# ASA scoring ring sizes?



## WDMJR3DBOWGUY (Dec 2, 2003)

5inch 10 ring, 1.5inch 12


----------



## commander1 (May 10, 2008)

Is that the size of rings no matter if the animal is a bobcat or a deer? Or say a javelina and a ram? Sorry, I am from AZ and have only shot shoots that are held in AZ. Our local clubs that hold shoots have nice targets and are usually only rineharts. Almost none of the rings are the same size and none of the clubs are consistant with what they do with animal placement. Even on our biggest shoots of the year some times the clubs see how hard they can screw the archers. (only half of the animal is visable due to obstruction or severe quartered away/to.) They really have no rules when it comes to setting a course. I would love to see an asa course set up so we could lay some basic ground rules. I would love to be able to compare some of our courses to the rest of the country.


----------



## WDMJR3DBOWGUY (Dec 2, 2003)

It doesn't matter what animal it is, far as the animals Asa uses. Asa doesn't obstruct the scoring rings, but will the body.


----------



## SonnyThomas (Sep 10, 2006)

commander1 said:


> Is that the size of rings no matter if the animal is a bobcat or a deer? Or say a javelina and a ram? Sorry, I am from AZ and have only shot shoots that are held in AZ. Our local clubs that hold shoots have nice targets and are usually only rineharts. Almost none of the rings are the same size and none of the clubs are consistant with what they do with animal placement. Even on our biggest shoots of the year some times the clubs see how hard they can screw the archers. (only half of the animal is visable due to obstruction or severe quartered away/to.) They really have no rules when it comes to setting a course. I would love to see an asa course set up so we could lay some basic ground rules. I would love to be able to compare some of our courses to the rest of the country.

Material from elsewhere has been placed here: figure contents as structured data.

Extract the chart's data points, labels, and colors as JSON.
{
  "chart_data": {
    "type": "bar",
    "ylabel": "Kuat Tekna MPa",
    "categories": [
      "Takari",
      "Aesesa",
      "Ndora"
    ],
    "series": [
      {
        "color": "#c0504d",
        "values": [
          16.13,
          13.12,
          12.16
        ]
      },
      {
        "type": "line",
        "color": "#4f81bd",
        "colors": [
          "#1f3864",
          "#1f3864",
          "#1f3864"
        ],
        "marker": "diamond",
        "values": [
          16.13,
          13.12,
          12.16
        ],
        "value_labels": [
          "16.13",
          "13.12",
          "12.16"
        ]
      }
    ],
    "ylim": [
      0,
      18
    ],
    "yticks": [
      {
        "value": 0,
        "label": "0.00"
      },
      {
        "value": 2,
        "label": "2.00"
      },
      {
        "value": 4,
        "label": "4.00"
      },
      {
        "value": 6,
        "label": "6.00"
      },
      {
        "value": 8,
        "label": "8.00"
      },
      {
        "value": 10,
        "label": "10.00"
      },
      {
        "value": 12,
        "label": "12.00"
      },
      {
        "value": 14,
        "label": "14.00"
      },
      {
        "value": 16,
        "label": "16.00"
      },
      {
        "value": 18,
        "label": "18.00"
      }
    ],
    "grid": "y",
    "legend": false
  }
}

The coming new point zones will effect more on the national circuit to start with. You got a good target you don't pitch it because of point zone sizes.
National circuit courses are set up a little different than local clubs have. Here, you may have a rectangle 20 target course (10 per side) and have all groups shooting as one - all shoot, all score, and all move to the next target.
ASA uses max distances set per class and 6 class stakes and have all unknown, all known and half known and half unknown distances. You can down load rules for state.
Quartering away targets are allowed and as WDMRJR3DBOWGUY noted, the point zones are unobstructed.


----------



## commander1 (May 10, 2008)

Sounds about like us. All shoot, score and move on. We don't have a known distance anything. I would like to go to Paris and experience a really big shoot. We have a lot of cactus and wide open long shots.


----------



## bhtr3d (Feb 13, 2004)

The known distance thing.....depends on the class......oh and a word of warning....for paris....bring boots.....you might be standing and walking through a foot deep of soupy mud....but with a date change...it might not be that big of a worry...lol


----------